I would say it's the need to leave my ego at the door and that it's ok to make mistakes.  Ultimately it's all a group project to make the best possible game for our gamers through a combined effort, not my effort.  Especially more artistic work, sometimes we wear our heart on our shoulders so to speak, but it's never ever personal.

 

 

  • Knowing what you know now, would you choose the same job again?

 

Absolutely, in a heartbeat.  I love waking up in the morning, getting to work early and I genuinely look forward to going to work.  I feel blessed and fortunate to have a job I love to do; it can be tough at times and demanding, but I wouldn't change it for anything.

 

  • What skills are necessary for this occupation?

 

 

So I started out as an animator, but I am now a technical artist.  For myself, the ability to study weight and motion was hugely important, believe it or not, drawing is not a huge prerequisite.  For the more technical stuff, those are skills I have built slowly over time through extracurricular courses and such; such as coding/scripting, and deeper use of 3D software like modelling, rigging, texturing, etc.  Many of these you can learn at specialized schools.  More than anything, it's important to be able to built a network and be able to communicate, as well as just show a genuine passion.

 

  • Describe what you do in a typical day.

 

 

My days are pretty erratic, but will often involve taking models the artists have made, putting a skeleton in them to create a rig that is animatable and then weight the skin onto the bones.  Then bring that into game and set up logic and state machines for the different animations to go through based on player choice.  I'm kind of a jack of all trades right now though, so my daily tasks are really all over the place.

 

  • What do you like the most about your occupation? The least?

 

I love the people I work with and the fact that the work itself is genuinely gratifying.  I least like the corporate humdrum tasks that have to be done as part of it though (eg. emails, logging work and tasks, etc)

 

 

  • What type of people do you work with?

 

I work with people of all walks of life and ages, which is great, but everyone I work with loves games and seem to embrace their inner nerds.

 

 

  • What is your company trying to accomplish?

 

Capcom in particular is a studio that is really trying to embrace a healthy work culture and environment; they really seem bent on making people happy and want to stay, which is refreshing in this industry at times.  They want to make the best quality games we can, but make them efficiently and take in creative ideas and initiative from all the employees, I think that is really cool.  Myself, as an example, I did a sideways transition from animator to Tech Artist and Capcom fully supported that move.

 

 

  • What advice would you give to a young person entering this occupation?

 

All it takes is tenacity; landing your first job is going to be the hardest, but don't ever give up.  Networking is important, but showing that you are constantly improving is even moreso.  It only takes one yes out of a hundred nos.

 

 

  • Can you tell me what the job outlook is for this occupation?

 

Good, very good.  There is a lack of sound Technical Artists out there.  Partly because it is left and right brained work, but they will always be useful, as it's not really a job that is outsourceable.  There will always be jobs for animators as well.

 

 

  • What changes have occurred in this occupation?

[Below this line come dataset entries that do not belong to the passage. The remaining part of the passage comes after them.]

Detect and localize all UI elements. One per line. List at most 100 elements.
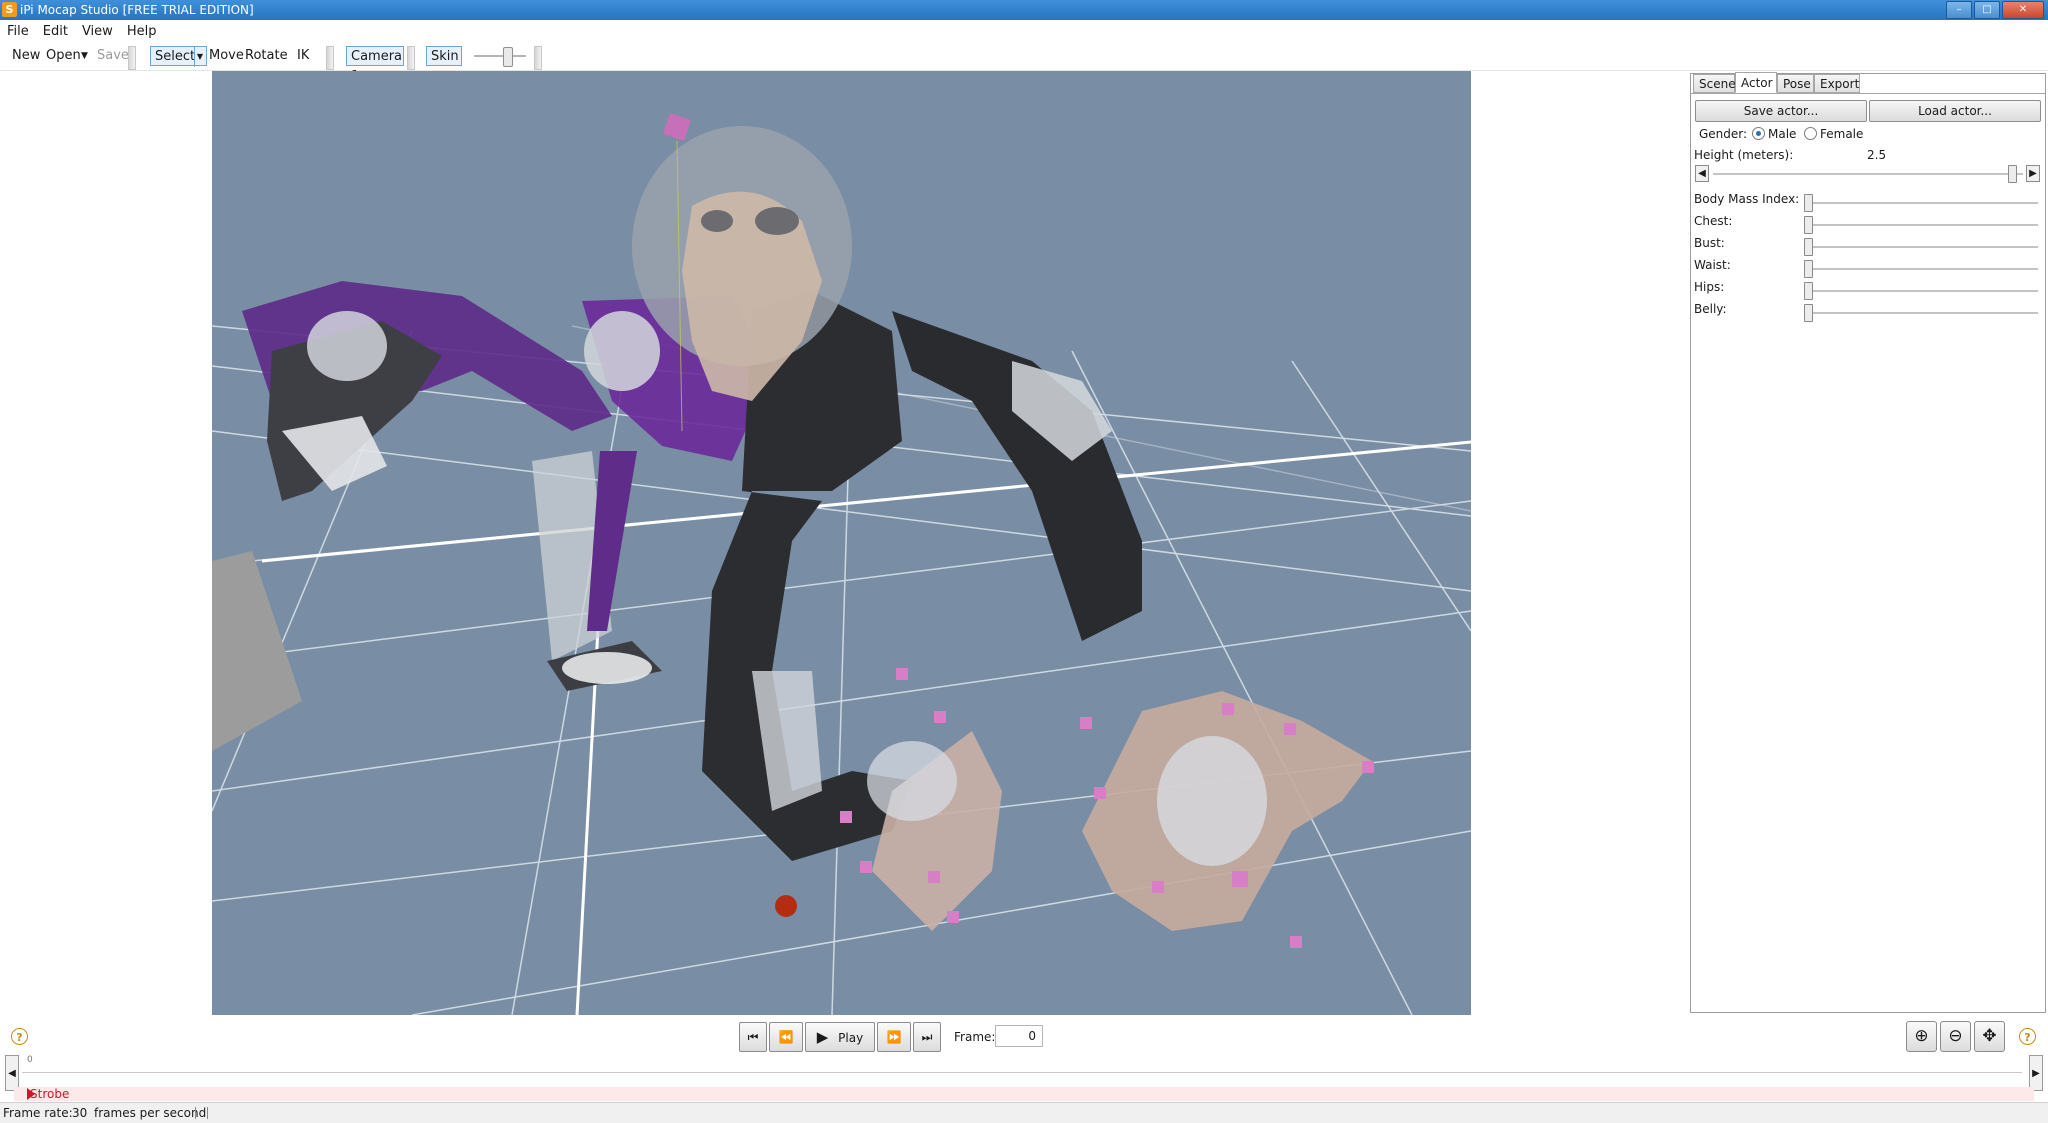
bmi-label: Body Mass Index: [1694,192,1800,206]
height-decrease-arrow[interactable]: ◀ [1695,165,1709,182]
toolbar-grip[interactable] [407,46,415,70]
actor-foot-bone [562,652,652,684]
3d-viewport[interactable] [212,71,1471,1015]
menu-edit[interactable]: Edit [36,22,75,41]
tab-actor[interactable]: Actor [1735,72,1777,93]
timeline-track[interactable] [22,1072,2022,1073]
gender-male-label: Male [1768,127,1797,141]
gender-male-option[interactable]: Male [1752,127,1796,141]
height-track [1713,173,2023,175]
frame-input[interactable]: 0 [995,1025,1043,1047]
toolbar-grip[interactable] [534,46,542,70]
frame-rate-label: Frame rate: [3,1106,73,1120]
minimize-button[interactable]: – [1946,1,1972,19]
belly-label: Belly: [1694,302,1727,316]
belly-track [1806,312,2038,314]
timeline[interactable]: ◀ 0 ▶ [0,1055,2048,1091]
actor-joint-marker [663,113,691,141]
height-label: Height (meters): [1694,148,1794,162]
toolbar-grip[interactable] [326,46,334,70]
actor-panel: Scene Actor Pose Export Save actor... Lo… [1690,72,2046,1013]
zoom-out-button[interactable]: ⊖ [1940,1021,1971,1052]
hips-slider[interactable] [1804,282,1813,300]
maximize-button[interactable]: □ [1974,1,2000,19]
load-actor-button[interactable]: Load actor... [1869,100,2041,122]
scene-render [212,113,1471,1015]
strobe-track[interactable] [14,1087,2034,1101]
scene-target-marker [775,895,797,917]
bust-slider[interactable] [1804,238,1813,256]
menu-view[interactable]: View [75,22,120,41]
select-button[interactable]: Select ▼ [150,46,207,67]
skin-opacity-slider[interactable] [503,47,513,67]
save-actor-button[interactable]: Save actor... [1695,100,1867,122]
bust-track [1806,246,2038,248]
menu-file[interactable]: File [0,22,36,41]
actor-eye [701,210,733,232]
timeline-scroll-left[interactable]: ◀ [5,1055,19,1091]
skin-opacity-track [474,55,526,57]
frame-label: Frame: [954,1030,996,1044]
strobe-label: Strobe [30,1087,70,1101]
zoom-fit-button[interactable]: ✥ [1974,1021,2005,1052]
new-button[interactable]: New [12,47,40,65]
help-icon[interactable]: ? [11,1028,28,1045]
rewind-button[interactable]: ⏪ [769,1022,803,1052]
timeline-scroll-right[interactable]: ▶ [2029,1055,2043,1091]
actor-joint [307,311,387,381]
gender-male-radio[interactable] [1752,127,1765,140]
menu-help[interactable]: Help [120,22,164,41]
move-button[interactable]: Move [209,47,244,65]
bust-label: Bust: [1694,236,1725,250]
rotate-button[interactable]: Rotate [245,47,288,65]
chest-slider[interactable] [1804,216,1813,234]
waist-track [1806,268,2038,270]
gender-female-label: Female [1820,127,1864,141]
timeline-start-tick: 0 [27,1055,33,1065]
ik-button[interactable]: IK [297,47,309,65]
waist-label: Waist: [1694,258,1731,272]
hips-label: Hips: [1694,280,1725,294]
close-button[interactable]: ✕ [2002,1,2044,19]
zoom-in-button[interactable]: ⊕ [1906,1021,1937,1052]
open-button[interactable]: Open [46,47,81,65]
save-button[interactable]: Save [97,47,129,65]
tab-pose[interactable]: Pose [1777,74,1814,93]
toolbar-grip[interactable] [128,46,136,70]
height-increase-arrow[interactable]: ▶ [2026,165,2040,182]
title-bar: S iPi Mocap Studio [FREE TRIAL EDITION] … [0,0,2048,20]
tab-export[interactable]: Export [1814,74,1860,93]
bmi-slider[interactable] [1804,194,1813,212]
hips-track [1806,290,2038,292]
menu-bar: File Edit View Help [0,22,2048,42]
chest-label: Chest: [1694,214,1733,228]
gender-female-option[interactable]: Female [1804,127,1863,141]
bmi-track [1806,202,2038,204]
fast-forward-button[interactable]: ⏩ [877,1022,911,1052]
select-dropdown-icon[interactable]: ▼ [194,47,205,67]
toolbar: New Open ▼ Save Select ▼ Move Rotate IK … [0,42,2048,84]
open-dropdown-icon[interactable]: ▼ [81,47,88,65]
gender-female-radio[interactable] [1804,127,1817,140]
tab-scene[interactable]: Scene [1693,74,1736,93]
play-icon: ▶ [816,1028,829,1046]
status-bar: Frame rate: 30 frames per second [0,1102,2048,1123]
go-to-end-button[interactable]: ⏭ [913,1022,941,1052]
actor-joint [1157,736,1267,866]
actor-joint [867,741,957,821]
window-title: iPi Mocap Studio [FREE TRIAL EDITION] [20,3,254,17]
frame-rate-value[interactable]: 30 [72,1103,87,1123]
help-icon[interactable]: ? [2019,1028,2036,1045]
actor-right-arm [892,311,1142,641]
gender-label: Gender: [1699,127,1748,141]
height-thumb[interactable] [2008,165,2017,183]
camera-select[interactable]: Camera 1 [346,46,404,84]
height-slider[interactable]: ◀ ▶ [1695,165,2040,183]
belly-slider[interactable] [1804,304,1813,322]
play-button[interactable]: ▶ Play [805,1022,875,1052]
waist-slider[interactable] [1804,260,1813,278]
go-to-start-button[interactable]: ⏮ [739,1022,767,1052]
play-label: Play [838,1031,864,1045]
select-label: Select [155,49,196,64]
skin-toggle[interactable]: Skin [426,46,462,66]
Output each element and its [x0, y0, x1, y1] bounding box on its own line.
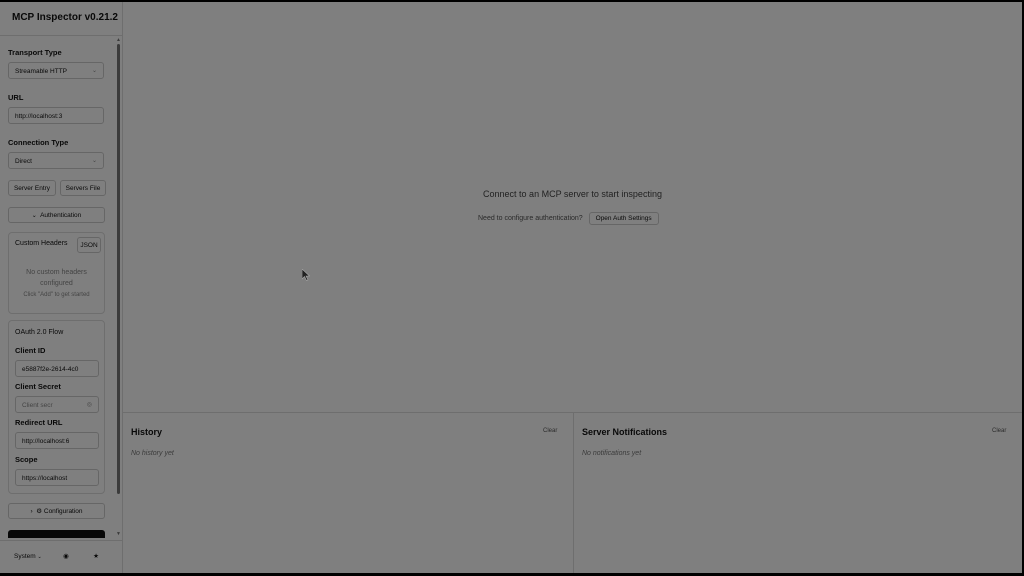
- scrollbar-thumb[interactable]: [117, 44, 120, 494]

Mostly it's just keeping up with technology.  I've noticed as a TA, I have to ramp up on new tech and ideas faster than others, because artists come to me for answers so I better have them.  Tech can change so fast, it's actually pretty exciting at the same time.

 

 

  • Can you recommend any other information about this occupation?

 

If you go the route of animation, I highly recommend animationmentor.com, not only do you get taught by seasoned professionals, but they also instill and build a great sense of community, which is super helpful for keeping that passion strong and building that community and network.  Becoming a tech artist isn't something that happens straight out of school, but consider taking additional courses in programming, life drawing, etc, what ever you find interesting.

 

Never give up on your dreams and they won't give up on you.